Smbat Shahaziz (Սմբատ Շահազիզ, 1840 in Ashtarak, Russian Empire - January 5, 1908 in Moscow) was an Armenian educator, poet and publicist.

==Biography==
Born in a family of a priest, he was the youngest of six brothers. He was home schooled until the age 10, and then sent to Lazarian College in Moscow. Upon his graduation in 1862 he was asked to stay and teach modern and Classical Armenian at the primary school level, all the while he was preparing for a university degree. In 1867 he was granted a degree in oriental languages by the University of St. Petersburg. He obtained a college level teaching position at Lazarian College and retained it for thirty five years, until his retirement in 1897.
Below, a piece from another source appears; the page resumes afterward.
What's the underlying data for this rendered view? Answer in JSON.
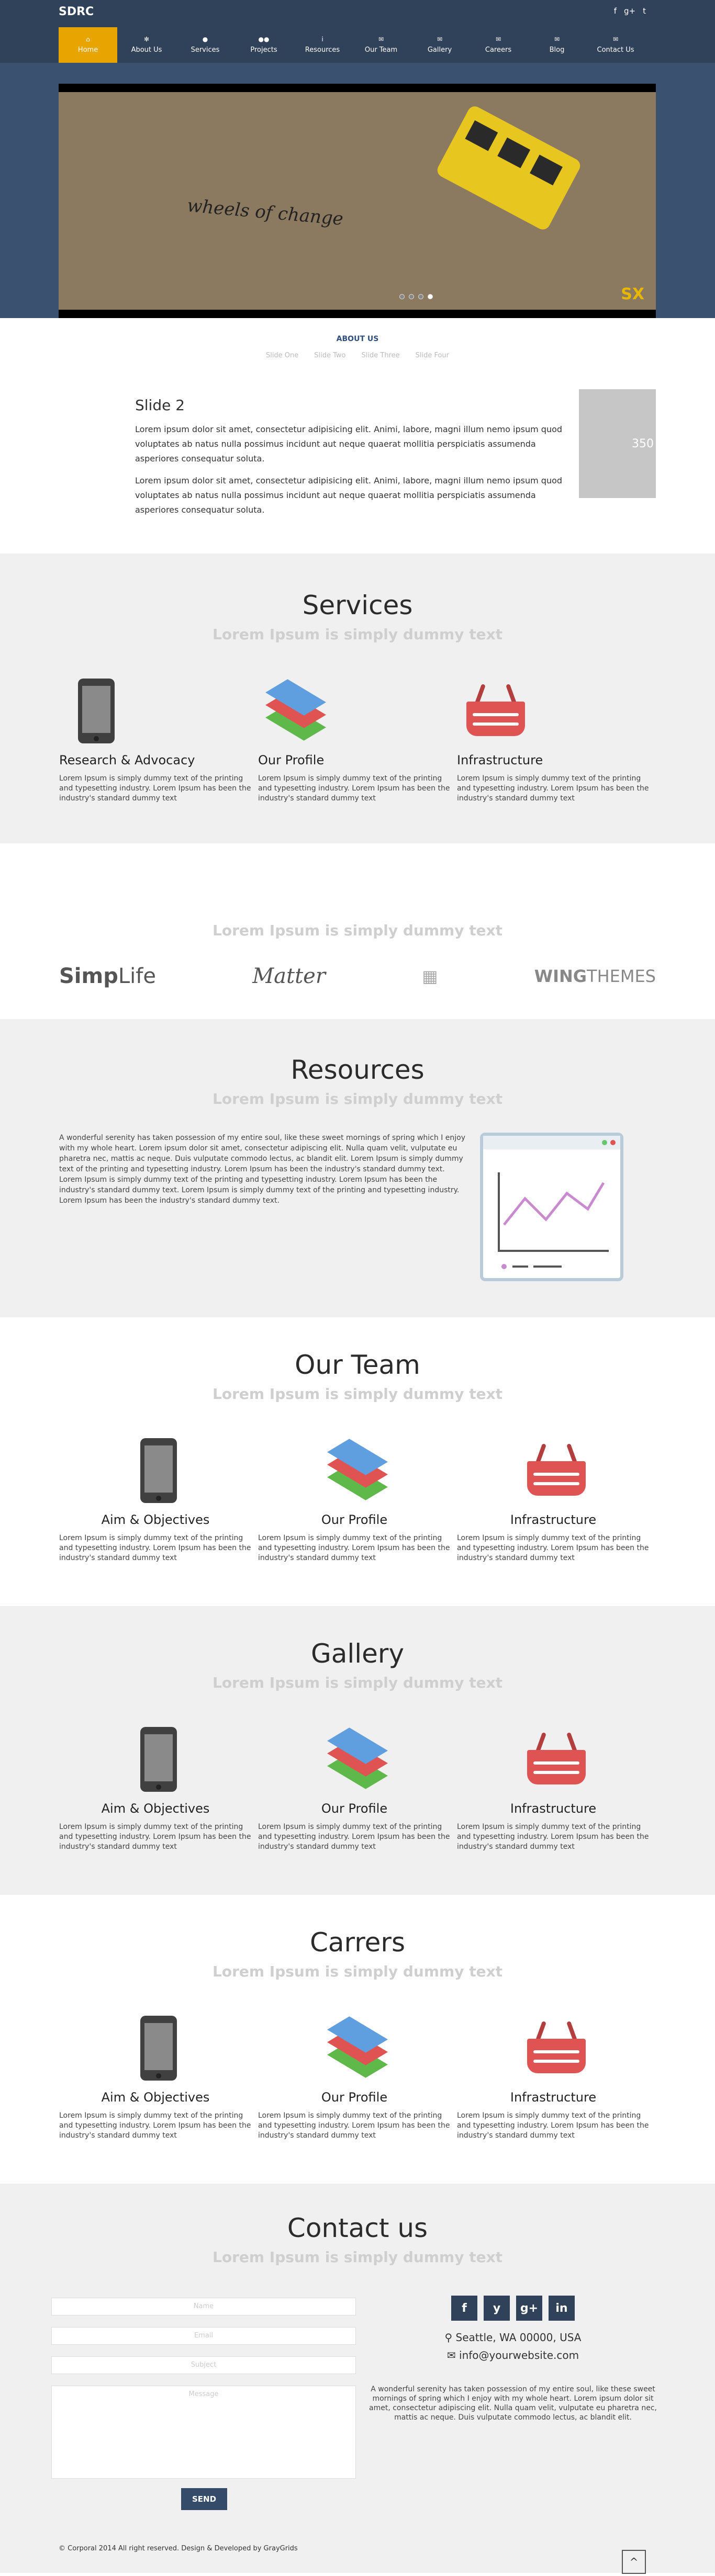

He started writing in his student days and was influenced by Raphael Patkanian and Khachatur Abovyan. He contributed to the journal Hiusisapayl (Northern Lights), which was founded and edited by Stepanos Nazarian. His articles and essays received public interest and he remained a contributor until the papers demise. In 1860 he published his first collection of poems, titled Azatutyan zhamer (Hours of Freedom) comprising thirty three poems, most of which were written in modern Armenian and few in classical. The theme of the poems varied between love, nature, and national heroes. His second book was published in 1865: it was a long patriotic poem titled Levoni vishte (Levon's Grief). The poem is about Levon, a serious-minded, idealistic Armenian youth studying in the far north. He is deeply concerned and grieved by the dire conditions of his homeland, while his compatriots carry on in prodigal life, some even deny their Armenian identities. Lonely and grieved he decides to return home and contribute to the struggle against ignorance, servility, moral and religious decline, and corrupt leadership in all domains. The poem which reflected the reformist ideology emerging in Russian Empire at the time, was very well received.
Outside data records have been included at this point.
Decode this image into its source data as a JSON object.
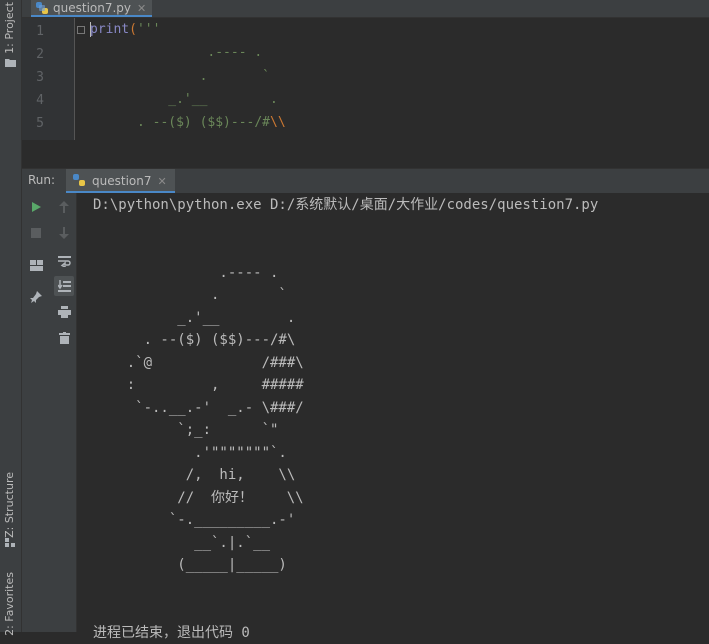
{
  "left_strip": {
    "project_tab": "1: Project",
    "structure_tab": "Z: Structure",
    "favorites_tab": "2: Favorites"
  },
  "editor": {
    "tab_label": "question7.py",
    "line_numbers": [
      "1",
      "2",
      "3",
      "4",
      "5"
    ],
    "lines": [
      {
        "kw": "print",
        "paren": "(",
        "str": "'''",
        "esc": ""
      },
      {
        "kw": "",
        "paren": "",
        "str": "               .---- .",
        "esc": ""
      },
      {
        "kw": "",
        "paren": "",
        "str": "              .       `",
        "esc": ""
      },
      {
        "kw": "",
        "paren": "",
        "str": "          _.'__        .",
        "esc": ""
      },
      {
        "kw": "",
        "paren": "",
        "str": "      . --($) ($$)---/#",
        "esc": "\\\\"
      }
    ]
  },
  "run": {
    "label": "Run:",
    "tab_label": "question7",
    "command": "D:\\python\\python.exe D:/系统默认/桌面/大作业/codes/question7.py",
    "output_lines": [
      "",
      "",
      "               .---- .",
      "              .       `",
      "          _.'__        .",
      "      . --($) ($$)---/#\\",
      "    .`@             /###\\",
      "    :         ,     #####",
      "     `-..__.-'  _.- \\###/",
      "          `;_:      `\"",
      "            .'\"\"\"\"\"\"\"`.",
      "           /,  hi,    \\\\",
      "          //  你好！    \\\\",
      "         `-._________.-'",
      "            __`.|.`__",
      "          (_____|_____)",
      "",
      "",
      "进程已结束，退出代码 0"
    ]
  }
}
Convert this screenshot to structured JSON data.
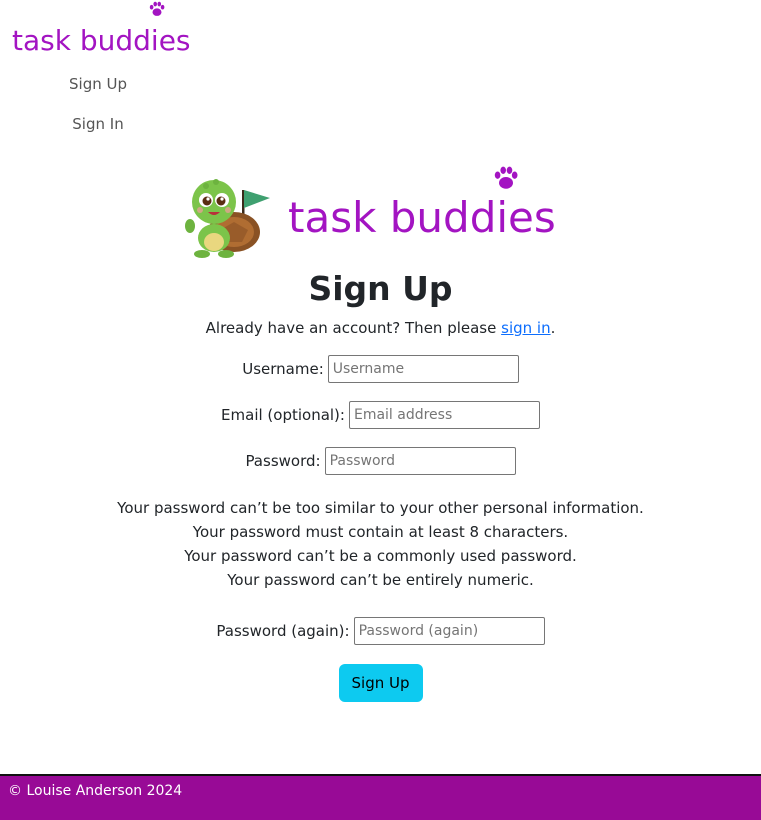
{
  "header": {
    "brand": {
      "before_paw": "task budd",
      "paw_letter": "i",
      "after_paw": "es"
    },
    "nav": [
      {
        "label": "Sign Up"
      },
      {
        "label": "Sign In"
      }
    ]
  },
  "logo": {
    "mascot_icon": "turtle-mascot-icon",
    "brand": {
      "before_paw": "task budd",
      "paw_letter": "i",
      "after_paw": "es"
    },
    "paw_icon": "paw-icon"
  },
  "main": {
    "title": "Sign Up",
    "intro_text": "Already have an account? Then please ",
    "intro_link": "sign in",
    "intro_end": ".",
    "fields": [
      {
        "label": "Username:",
        "placeholder": "Username",
        "value": ""
      },
      {
        "label": "Email (optional):",
        "placeholder": "Email address",
        "value": ""
      },
      {
        "label": "Password:",
        "placeholder": "Password",
        "value": ""
      }
    ],
    "help_text": [
      "Your password can’t be too similar to your other personal information.",
      "Your password must contain at least 8 characters.",
      "Your password can’t be a commonly used password.",
      "Your password can’t be entirely numeric."
    ],
    "confirm_field": {
      "label": "Password (again):",
      "placeholder": "Password (again)",
      "value": ""
    },
    "submit_label": "Sign Up"
  },
  "footer": {
    "text": "© Louise Anderson 2024"
  },
  "colors": {
    "brand": "#a314c2",
    "footer_bg": "#980a96",
    "button_bg": "#0dcaf0",
    "link": "#0d6efd"
  }
}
Articles, essays, and speeches about the national and social issues of the time make a considerable part of Shahaziz's legacy. He encouraged the use of the modern Armenian language, criticized methods of archaic education and conservatism of religious leaders, and denounced despotism and the hypocritical attitude of European powers with regards to the Armenian question. In 1893 he founded the Abovian-Nazarian Fund for writers in financial need. After his retirement in 1898 he created a committee in Moscow to organize the care and education of children orphaned because of the Hamidian massacres. He exposed the anti-Armenian stance of czarist Russia regime in Hishogutiuner Vardanants toni artiv (Recollections on the Occasion of the Feast of Vardanants, 1901) and duplicity of Ottoman diplomacy in Mi kani khosk im entertsoghnerin (A few words to my readers, 1903). He died in 1908.